Centro Civico e Bussa: il progetto va avanti. Sintesi dell’ultimo incontro con l’Amministrazione

4 Feb

Il primo incontro per proseguire con il percorso di progettazione partecipata ha avuto luogo il 24 gennaio 2013 presso l’Urban Centre. All’incontro erano presenti, oltre agli assessori De Cesaris e Benelli, alcuni funzionari degli assessorati competenti, il dott. Luca Simi del C.d.Z. 9, Marianella Sclavi, Agnese Bertello, come rappresentanti del gruppo di facilitatori che ha seguito il percorso di progettazione partecipata, Clara Martinato, Tiziana Freti e Claudio Casolo, come rappresentanti dei cittadini coinvolti nel PP.

L’incontro si è aperto affrontando la questione più operativa, cioè la mostra conclusiva di presentazione alla città dei progetti della charrette. La mostra sarà realizzata all’Urban Center nel mese di marzo. Prima di quel mese, considerando la scadenza elettorale, è impossibile trovare una data libera. La data precisa sarà definita nel più breve tempo possibile.

Cavalcavia Bussa

Successivamente si è affrontato il tema della riqualificazione del cavalcavia Bussa.

Dall’incontro è emersa la necessità di riassumere gli elementi condivisi e comuni ai diversi progetti che caratterizzano il progetto. Si è deciso quindi di fare una sintesi dei diversi progetti, otto in tutto, evidenziando gli elementi salienti e condivisi. Questo documento di sintesi dovrà essere preparato in tempo utile per la riunione con l’assessorato alla Mobilità, per verificare quelli che, da parte loro sono “i vincoli imprescindibili” in particolare riguardo a:

1. mobilità,
2. accesso a Beni Stabili,
3. parcheggi.

L’ assessore De Cesaris ha inoltre ribadito che sul Ponte Bussa non potrà essere costruito nessun edificio con fondamenta, l’ipotesi quindi di realizzare il centro civico su questo struttura deve essere scartata.

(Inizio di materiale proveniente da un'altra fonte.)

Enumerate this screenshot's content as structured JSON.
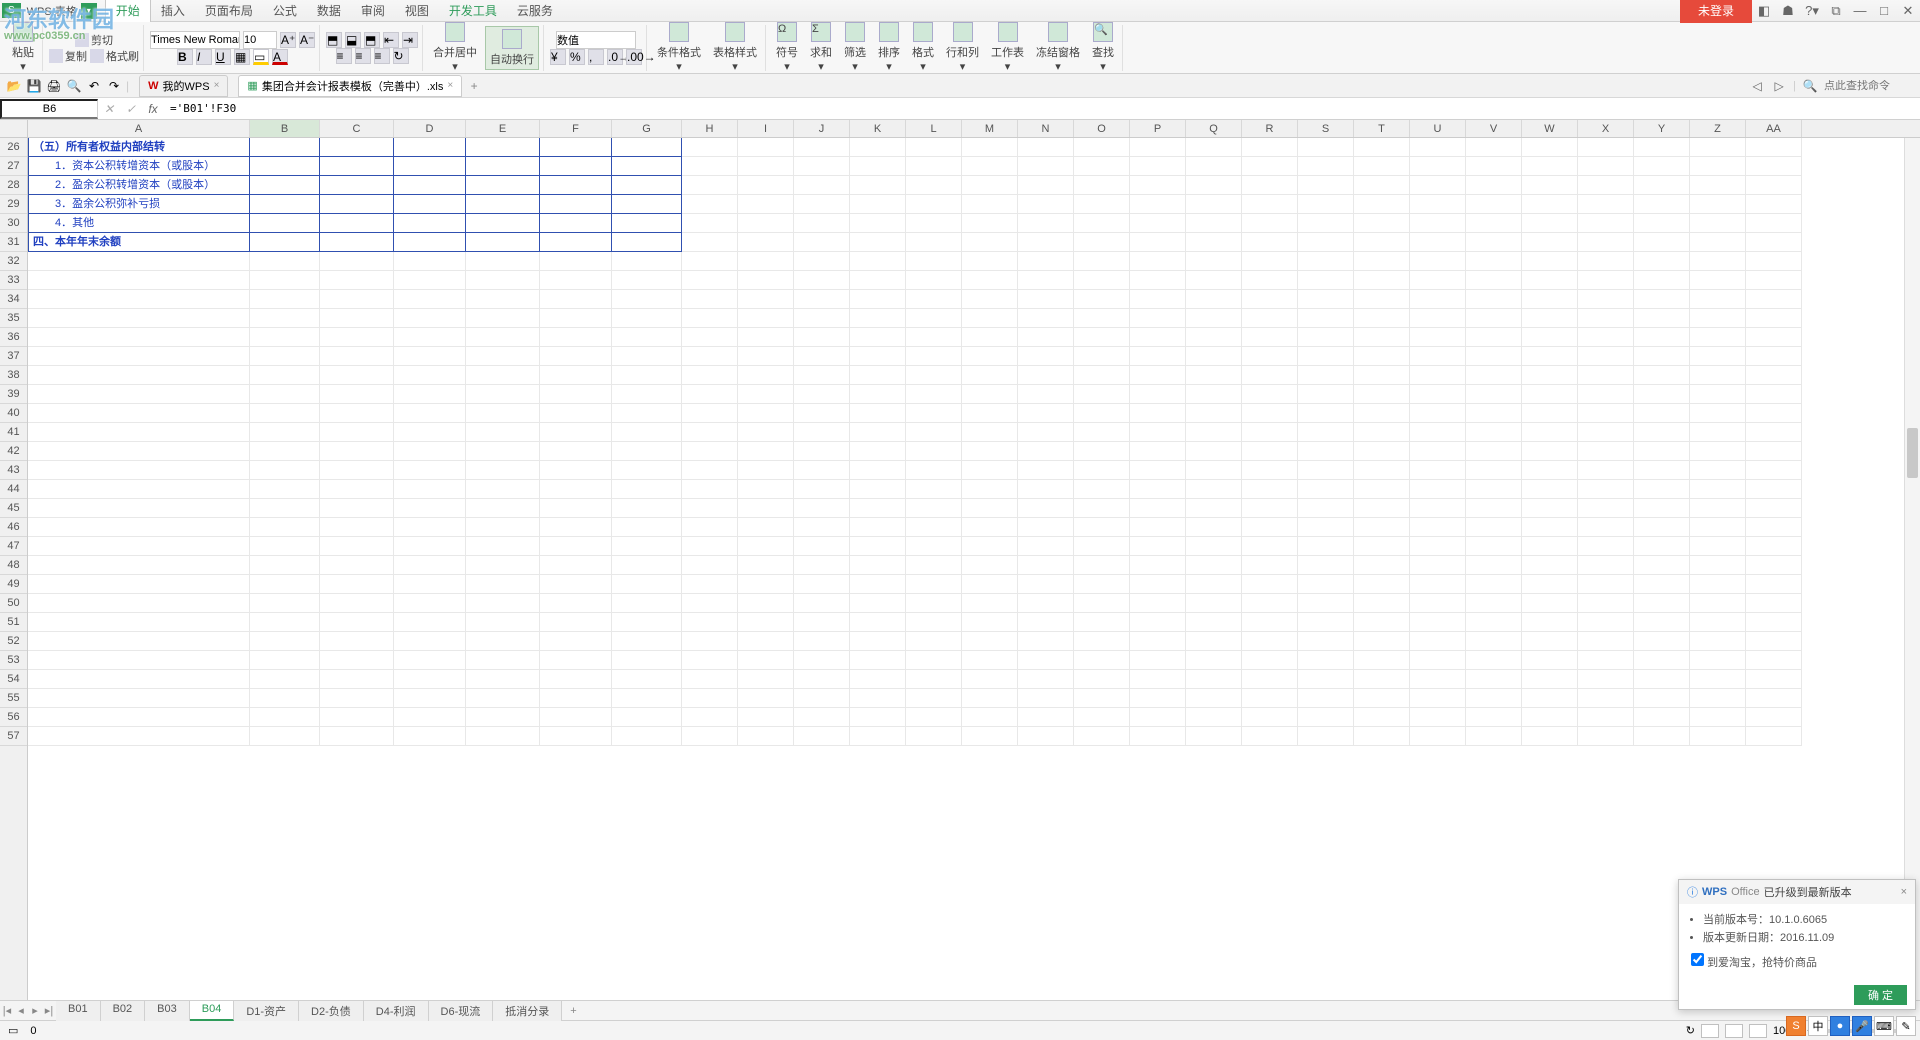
{
  "app": {
    "badge": "S",
    "name": "WPS 表格",
    "login": "未登录"
  },
  "watermark": {
    "main": "河东软件园",
    "sub": "www.pc0359.cn"
  },
  "ribbon_tabs": [
    "开始",
    "插入",
    "页面布局",
    "公式",
    "数据",
    "审阅",
    "视图",
    "开发工具",
    "云服务"
  ],
  "ribbon_active": 0,
  "ribbon_green": [
    0,
    7
  ],
  "ribbon": {
    "paste": "粘贴",
    "cut": "剪切",
    "copy": "复制",
    "format_painter": "格式刷",
    "font": "Times New Roman",
    "font_size": "10",
    "merge": "合并居中",
    "wrap": "自动换行",
    "number_format": "数值",
    "cond_fmt": "条件格式",
    "table_style": "表格样式",
    "symbol": "符号",
    "sum": "求和",
    "filter": "筛选",
    "sort": "排序",
    "format": "格式",
    "rowcol": "行和列",
    "worksheet": "工作表",
    "freeze": "冻结窗格",
    "find": "查找"
  },
  "qa": {
    "my_wps": "我的WPS",
    "doc_name": "集团合并会计报表模板（完善中）.xls",
    "search_placeholder": "点此查找命令"
  },
  "formula": {
    "name_box": "B6",
    "value": "='B01'!F30"
  },
  "columns": [
    "A",
    "B",
    "C",
    "D",
    "E",
    "F",
    "G",
    "H",
    "I",
    "J",
    "K",
    "L",
    "M",
    "N",
    "O",
    "P",
    "Q",
    "R",
    "S",
    "T",
    "U",
    "V",
    "W",
    "X",
    "Y",
    "Z",
    "AA"
  ],
  "col_widths": {
    "A": 222,
    "B": 70,
    "C": 74,
    "D": 72,
    "E": 74,
    "F": 72,
    "G": 70
  },
  "selected_col": "B",
  "row_start": 26,
  "row_end": 57,
  "data_rows": [
    {
      "r": 26,
      "a": "（五）所有者权益内部结转",
      "bold": true
    },
    {
      "r": 27,
      "a": "　　1．资本公积转增资本（或股本）"
    },
    {
      "r": 28,
      "a": "　　2．盈余公积转增资本（或股本）"
    },
    {
      "r": 29,
      "a": "　　3．盈余公积弥补亏损"
    },
    {
      "r": 30,
      "a": "　　4．其他"
    },
    {
      "r": 31,
      "a": "四、本年年末余额",
      "bold": true
    }
  ],
  "boxed_last_row": 31,
  "boxed_cols": [
    "A",
    "B",
    "C",
    "D",
    "E",
    "F",
    "G"
  ],
  "sheet_tabs": [
    "B01",
    "B02",
    "B03",
    "B04",
    "D1-资产",
    "D2-负债",
    "D4-利润",
    "D6-现流",
    "抵消分录"
  ],
  "sheet_active": "B04",
  "status": {
    "sum": "0",
    "zoom": "100%"
  },
  "notify": {
    "title_prefix": "WPS",
    "title_suffix": "Office",
    "title_rest": "已升级到最新版本",
    "version_label": "当前版本号：",
    "version": "10.1.0.6065",
    "date_label": "版本更新日期：",
    "date": "2016.11.09",
    "checkbox": "到爱淘宝，抢特价商品",
    "ok": "确 定"
  },
  "ime": [
    "S",
    "中",
    ",",
    "·",
    "❖",
    "⌨",
    "✎"
  ]
}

Una volta fatte queste verifiche, è intenzione dell’amministrazione procedere a indire un concorso, il cui bando sarà costruito insieme ai rappresentanti dei cittadini; il bando potrebbe partire nell’estate. Della commissione giudicatrice farà parte anche una delegazione dei cittadini coinvolti nel PP.

Casa del Quartiere

Infine si è affrontato il tema dell’ubicazione della casa del quartiere.

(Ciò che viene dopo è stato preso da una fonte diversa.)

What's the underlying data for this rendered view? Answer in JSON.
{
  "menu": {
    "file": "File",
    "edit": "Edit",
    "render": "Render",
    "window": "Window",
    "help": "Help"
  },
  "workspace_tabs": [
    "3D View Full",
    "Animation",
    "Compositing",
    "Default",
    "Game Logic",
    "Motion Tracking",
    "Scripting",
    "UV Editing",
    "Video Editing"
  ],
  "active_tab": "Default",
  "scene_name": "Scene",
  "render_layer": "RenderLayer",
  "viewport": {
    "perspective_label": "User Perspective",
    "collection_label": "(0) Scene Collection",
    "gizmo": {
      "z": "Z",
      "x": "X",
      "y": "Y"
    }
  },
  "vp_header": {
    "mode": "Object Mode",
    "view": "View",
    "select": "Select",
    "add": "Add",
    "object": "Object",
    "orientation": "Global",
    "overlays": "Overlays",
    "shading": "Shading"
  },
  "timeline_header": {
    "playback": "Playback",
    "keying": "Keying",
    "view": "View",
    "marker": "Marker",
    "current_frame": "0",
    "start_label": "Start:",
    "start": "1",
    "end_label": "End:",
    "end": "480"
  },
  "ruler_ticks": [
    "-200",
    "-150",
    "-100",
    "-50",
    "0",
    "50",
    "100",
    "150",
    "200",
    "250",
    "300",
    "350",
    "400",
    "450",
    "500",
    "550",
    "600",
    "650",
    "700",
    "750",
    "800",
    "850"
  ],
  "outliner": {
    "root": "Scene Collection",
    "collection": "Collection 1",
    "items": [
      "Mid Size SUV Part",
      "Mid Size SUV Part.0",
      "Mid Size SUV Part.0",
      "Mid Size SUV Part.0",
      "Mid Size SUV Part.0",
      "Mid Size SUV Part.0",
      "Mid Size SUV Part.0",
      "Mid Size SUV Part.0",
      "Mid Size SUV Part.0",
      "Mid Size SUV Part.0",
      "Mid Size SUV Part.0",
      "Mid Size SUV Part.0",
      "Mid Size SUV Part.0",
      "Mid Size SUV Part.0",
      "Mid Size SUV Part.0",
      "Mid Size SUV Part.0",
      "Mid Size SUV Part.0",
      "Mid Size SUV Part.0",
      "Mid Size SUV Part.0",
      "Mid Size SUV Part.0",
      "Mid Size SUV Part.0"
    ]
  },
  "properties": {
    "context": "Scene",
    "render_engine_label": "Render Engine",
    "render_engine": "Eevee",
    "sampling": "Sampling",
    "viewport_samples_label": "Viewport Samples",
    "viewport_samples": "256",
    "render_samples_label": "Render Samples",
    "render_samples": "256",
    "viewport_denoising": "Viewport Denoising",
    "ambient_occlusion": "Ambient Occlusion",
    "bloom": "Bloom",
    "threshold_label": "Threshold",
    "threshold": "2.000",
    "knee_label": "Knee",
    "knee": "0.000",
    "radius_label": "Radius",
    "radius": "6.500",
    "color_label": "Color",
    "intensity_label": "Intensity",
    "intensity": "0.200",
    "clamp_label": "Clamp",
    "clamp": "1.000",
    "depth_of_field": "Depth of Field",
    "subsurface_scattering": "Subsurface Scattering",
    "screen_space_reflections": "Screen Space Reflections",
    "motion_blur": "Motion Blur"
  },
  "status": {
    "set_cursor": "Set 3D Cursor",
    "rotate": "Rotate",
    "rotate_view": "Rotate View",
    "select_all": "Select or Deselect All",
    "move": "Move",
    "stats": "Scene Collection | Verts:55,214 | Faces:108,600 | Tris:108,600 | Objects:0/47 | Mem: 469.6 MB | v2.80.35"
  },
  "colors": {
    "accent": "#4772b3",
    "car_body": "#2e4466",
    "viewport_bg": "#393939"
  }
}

A. La prima ipotesi prevede che la CdQ venga realizzata in vicolo de Castilla, sul lato destro, davanti al parco. Gli elementi a favore di questa ipotesi sono essenzialmente due:

1. il progetto potrebbe essere avviato in tempi brevi perché la bonifica è già in atto,
2. la bonifica è a carico dell’operatore, quindi i fondi a disposizione potranno essere interamente spesi per la CdQ.

B. La seconda ipotesi prevede la realizzazione della CdQ nell’area assegnata a Isola Pepe Verde.

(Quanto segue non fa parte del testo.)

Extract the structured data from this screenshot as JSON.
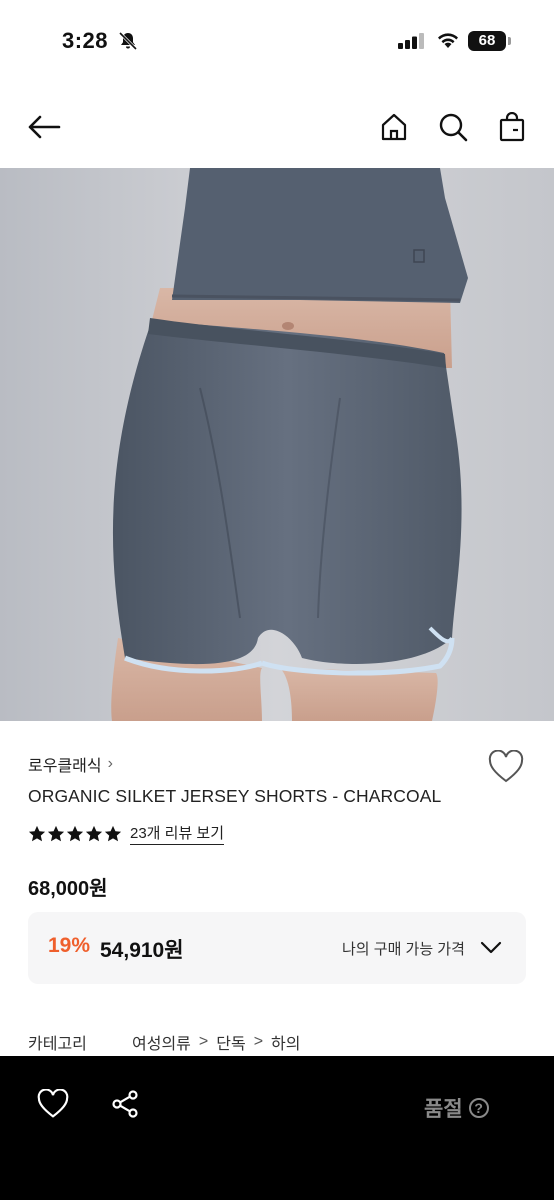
{
  "status_bar": {
    "time": "3:28",
    "battery": "68"
  },
  "header": {
    "back_icon": "arrow-left-icon",
    "home_icon": "home-icon",
    "search_icon": "search-icon",
    "bag_icon": "shopping-bag-icon"
  },
  "product": {
    "brand": "로우클래식",
    "brand_chevron": "›",
    "title": "ORGANIC SILKET JERSEY SHORTS - CHARCOAL",
    "rating_stars": 5,
    "review_link": "23개 리뷰 보기",
    "original_price": "68,000원",
    "discount_rate": "19%",
    "final_price": "54,910원",
    "my_price_label": "나의 구매 가능 가격"
  },
  "category": {
    "label": "카테고리",
    "path": [
      "여성의류",
      "단독",
      "하의"
    ],
    "separator": ">"
  },
  "bottom_bar": {
    "soldout_label": "품절",
    "help_glyph": "?"
  },
  "colors": {
    "discount": "#ef5f2c",
    "bottom_bar_bg": "#000000",
    "soldout_text": "#8a8a8a",
    "price_box_bg": "#f6f6f7"
  }
}
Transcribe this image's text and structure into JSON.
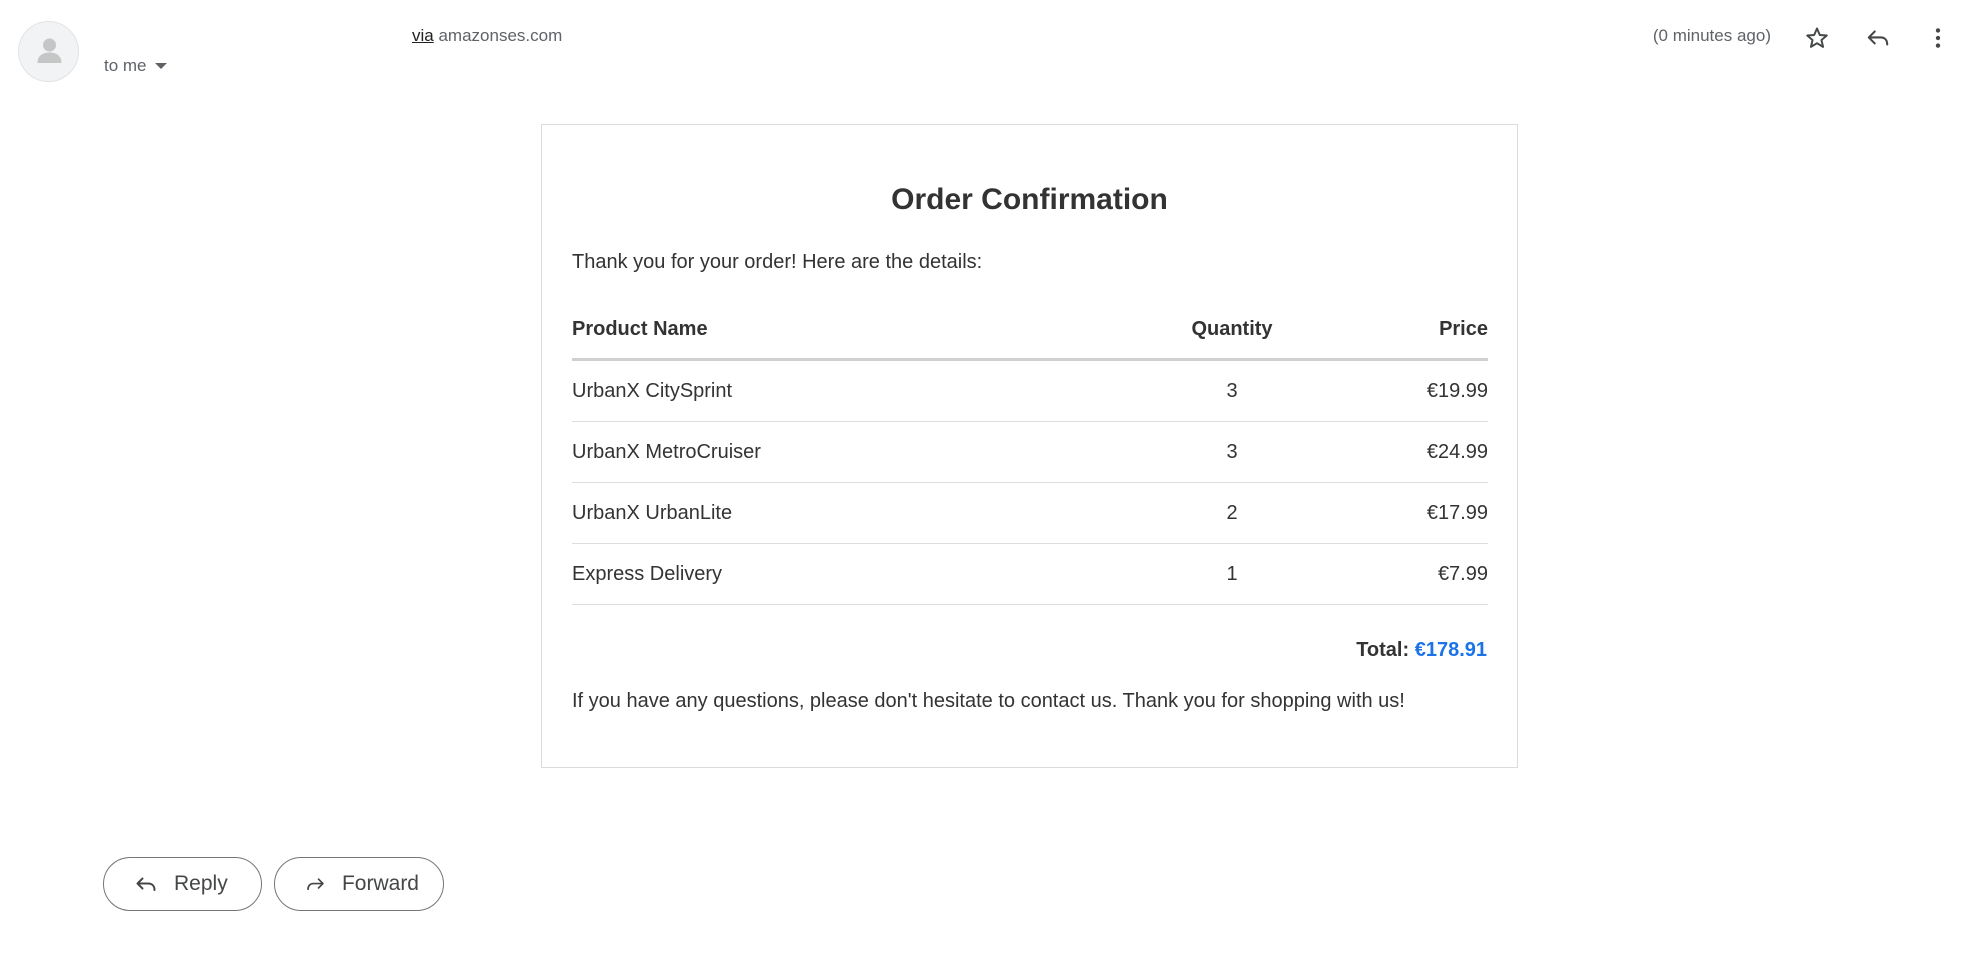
{
  "header": {
    "recipient_label": "to me",
    "via_label": "via",
    "via_domain": "amazonses.com",
    "timestamp": "(0 minutes ago)"
  },
  "icons": {
    "avatar": "person-icon",
    "star": "star-icon",
    "reply": "reply-icon",
    "more": "more-vertical-icon",
    "dropdown": "caret-down-icon",
    "forward": "forward-icon"
  },
  "email": {
    "title": "Order Confirmation",
    "intro": "Thank you for your order! Here are the details:",
    "table": {
      "headers": {
        "product": "Product Name",
        "quantity": "Quantity",
        "price": "Price"
      },
      "rows": [
        {
          "product": "UrbanX CitySprint",
          "quantity": "3",
          "price": "€19.99"
        },
        {
          "product": "UrbanX MetroCruiser",
          "quantity": "3",
          "price": "€24.99"
        },
        {
          "product": "UrbanX UrbanLite",
          "quantity": "2",
          "price": "€17.99"
        },
        {
          "product": "Express Delivery",
          "quantity": "1",
          "price": "€7.99"
        }
      ]
    },
    "total_label": "Total:",
    "total_value": "€178.91",
    "closing": "If you have any questions, please don't hesitate to contact us. Thank you for shopping with us!"
  },
  "actions": {
    "reply_label": "Reply",
    "forward_label": "Forward"
  },
  "colors": {
    "total_accent": "#1a73e8",
    "muted_text": "#5f6368",
    "body_text": "#333333"
  }
}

Ovviamente in questo caso è prima di tutto necessario che Isola Pepe Verde sia d’accordo e condivida il progetto.

Per questo si è deciso di convocare una riunione con i rappresentanti dell’associazione Isola Pepe Verde per condividere le informazioni a disposizione in maniera completa e trasparente. Alla riunione parteciperanno gli assessore Daniela Benelli e Lucia Ada De Cesari, oltre ai referenti dei cittadini e i rappresentanti del PP.

In secondo luogo, il peso della bonifica in questo caso potrebbe essere significativo.
Secondo quanto emerso dalla riunione, si tratta di un’operazione complessa che coinvolge diverse istituzioni e servizi (ASL, ARPA, Provincia, Regione e Comune). Bisognerà necessariamente procedere a una fase di indagine e nel caso in cui emergesse la necessità di bonificare, il costo della bonifica sarebbe a carico del Comune (che dovrebbe usare una parte dei fondi destinati alla CdQ). Inoltre, qualora dalle indagini alcuni parametri risultassero non corretti, l’avvio della bonifica è per l’amministrazione un obbligo di legge: non sarebbe cioè possibile tornare indietro nel momento in cui si scoprisse che l’area ha bisogno di un lavoro di bonifica.

Più in generale, istituire una procedura di bonifica rende i tempi più incerti e più lunghi.

Se si proseguisse sull’ipotesi di realizzare la CdQ nell’area IPV, si potrebbero unire i due progetti (Cavalcavia Bussa e Casa del Quartiere), lasciando però separati i bandi. Questo consentirebbe comunque di avviare il progetto in tempi abbastanza rapidi.